We’ve all seen videos of planes landing on a windy runway:  Seemingly down. . . then not quite down. . . veering to the right and then the left. . . and finally down. The phrase “sticking the landing” is common to both pilots and gymnasts.  Both want to land in the right spot. Verbalizing thoughts on the fly is a cognitive version of the kind of precarious act.  Successfully explaining ourselves in the space of mere seconds is a marvel of mind-body coordination.  Every word reflects a choice.  Do we go for a literal description, or one that is metaphoric?  Should our words be a first person report, an act of truth telling?
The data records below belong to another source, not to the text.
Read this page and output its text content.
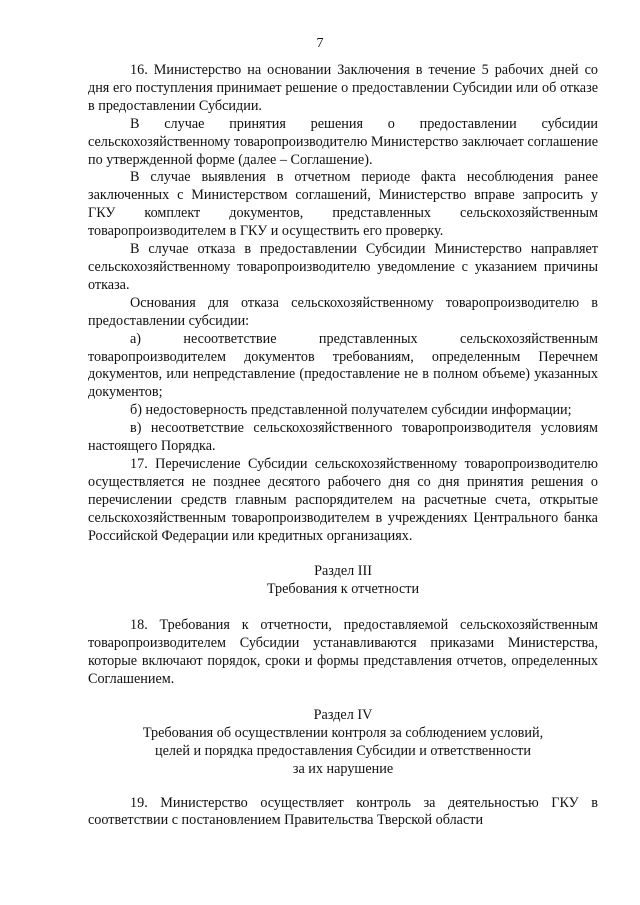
7

16. Министерство на основании Заключения в течение 5 рабочих дней со дня его поступления принимает решение о предоставлении Субсидии или об отказе в предоставлении Субсидии.

В случае принятия решения о предоставлении субсидии сельскохозяйственному товаропроизводителю Министерство заключает соглашение по утвержденной форме (далее – Соглашение).

В случае выявления в отчетном периоде факта несоблюдения ранее заключенных с Министерством соглашений, Министерство вправе запросить у ГКУ комплект документов, представленных сельскохозяйственным товаропроизводителем в ГКУ и осуществить его проверку.

В случае отказа в предоставлении Субсидии Министерство направляет сельскохозяйственному товаропроизводителю уведомление с указанием причины отказа.

Основания для отказа сельскохозяйственному товаропроизводителю в предоставлении субсидии:

а) несоответствие представленных сельскохозяйственным товаропроизводителем документов требованиям, определенным Перечнем документов, или непредставление (предоставление не в полном объеме) указанных документов;

б) недостоверность представленной получателем субсидии информации;

в) несоответствие сельскохозяйственного товаропроизводителя условиям настоящего Порядка.

17. Перечисление Субсидии сельскохозяйственному товаропроизводителю осуществляется не позднее десятого рабочего дня со дня принятия решения о перечислении средств главным распорядителем на расчетные счета, открытые сельскохозяйственным товаропроизводителем в учреждениях Центрального банка Российской Федерации или кредитных организациях.

Раздел III

Требования к отчетности

18. Требования к отчетности, предоставляемой сельскохозяйственным товаропроизводителем Субсидии устанавливаются приказами Министерства, которые включают порядок, сроки и формы представления отчетов, определенных Соглашением.

Раздел IV

Требования об осуществлении контроля за соблюдением условий,

целей и порядка предоставления Субсидии и ответственности

за их нарушение

19. Министерство осуществляет контроль за деятельностью ГКУ в соответствии с постановлением Правительства Тверской области
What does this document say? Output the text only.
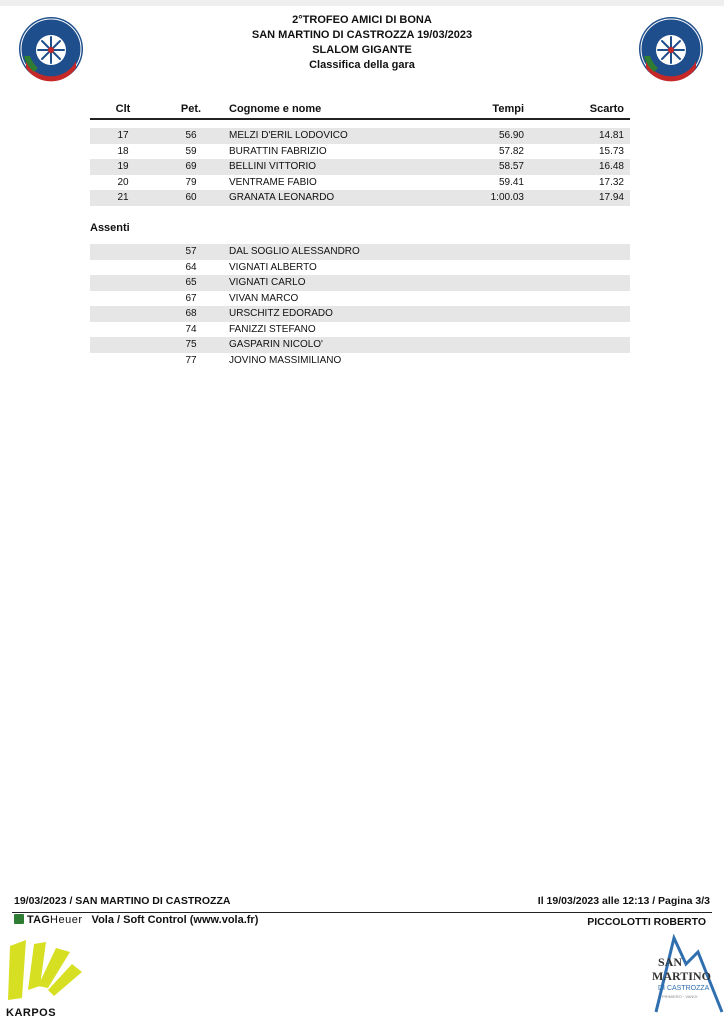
2°TROFEO AMICI DI BONA
SAN MARTINO DI CASTROZZA 19/03/2023
SLALOM GIGANTE
Classifica della gara
Clt	Pet.	Cognome e nome	Tempi	Scarto
17	56	MELZI D'ERIL LODOVICO	56.90	14.81
18	59	BURATTIN FABRIZIO	57.82	15.73
19	69	BELLINI VITTORIO	58.57	16.48
20	79	VENTRAME FABIO	59.41	17.32
21	60	GRANATA LEONARDO	1:00.03	17.94
Assenti
57	DAL SOGLIO ALESSANDRO
64	VIGNATI ALBERTO
65	VIGNATI CARLO
67	VIVAN MARCO
68	URSCHITZ EDORADO
74	FANIZZI STEFANO
75	GASPARIN NICOLO'
77	JOVINO MASSIMILIANO
19/03/2023 / SAN MARTINO DI CASTROZZA	Il 19/03/2023 alle 12:13 / Pagina 3/3
TAGHeuer Vola / Soft Control (www.vola.fr)	PICCOLOTTI ROBERTO
KARPOS
SAN
MARTINO
DI CASTROZZA
PRIMIERO · VANOI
How much detail is enough?  And will a colorful word quickly plucked out of the air give the wrong impression?

Especially in front of others we are conscious that the laydown of language that is still to come needs a attention. We pre-verbalize. And most of us are remarkably good at what then follows most of the time.

To sense this fluency-on-the-fly watch a four or five year old explain themselves.  We can almost see their little brains putting it all together.  Eyes get wide and their focus becomes intense as they search for the right combinations of words, grammar and syntax.  It’s always a treat to see grandkids find pathways for their ideas.

Kids acquire this capacity at the speed of a SpaceX rocket. Language is a culture’s gift to it’s young.  But fluency itself is a life-long quest, mixing memory and experience with synergies that grow with larger vocabularies and refined understandings of how to use them.

Some of this prowess  begins to ebb in old age.  And some among us never fully master the task of linking impulses to coherent expressions. Consider, for example, the rhetoric of a few presidents.  George W. Bush was known for coming close to what he wanted to express, sometimes settling on phrasing or dependent clauses that trailed some loose ends.  As he knew, the results could be funny.  Here’s a few Bushisms from their official custodian, Slate’s Jacob Weisberg:

1. "Our enemies are innovative and resourceful, and so are we. They never stop thinking about new ways to harm our country and our people, and neither do we."—Washington, D.C., Aug. 5, 2004

2. "I know how hard it is for you to put food on your family."—Greater Nashua, N.H., Chamber of Commerce, Jan. 27, 2000

3. "Rarely is the question asked: Is our children learning?"—Florence, S.C., Jan. 11, 20004. 

4."Too many good docs are getting out of the business. Too many OB/GYNs aren't able to practice their love with women all across the country."—Poplar Bluff, Mo., Sept. 6, 2004

“Sticking the landing” can be hard for all of us.  Using the wrong acronym, I once explained to students that “unexploded IUD’s” were a particular problem in places like Afghanistan. They humored me by not bursting out in laughter.

What is interesting about presidents is that they leave a clearer record of their rhetorical misdeeds.  Listen to a collection of Trump teleprompter gaffes that he tries to correct by doing what amounts to some freelance riffing after the wrong word has been said.  He usually works sideways to get back up to the term he intended to use, like a jazz musician trying to turn a wrong note into a useful improvisation.

https://www.youtube.com/watch?v=vmPQk8Nt31U

President Obama was more conscious of word choice. He often spoke like an academic, sometimes using tedious pauses while he searched his brain for the phrase or word. To achieve this kind of fluency, Obama had to speak more slowly than the human norm of about 200 words a minute.  He gave up a certain glibness for the advantages of more precision.  It’s now apparent that some of us miss the rhetoric of such a laser mind.  Others relish the circus of visceral responses that now issue from the West Wing.

Even so, let’s not let the impurity of political rhetoric taint what remains a miraculous capability spread far and wide across the species.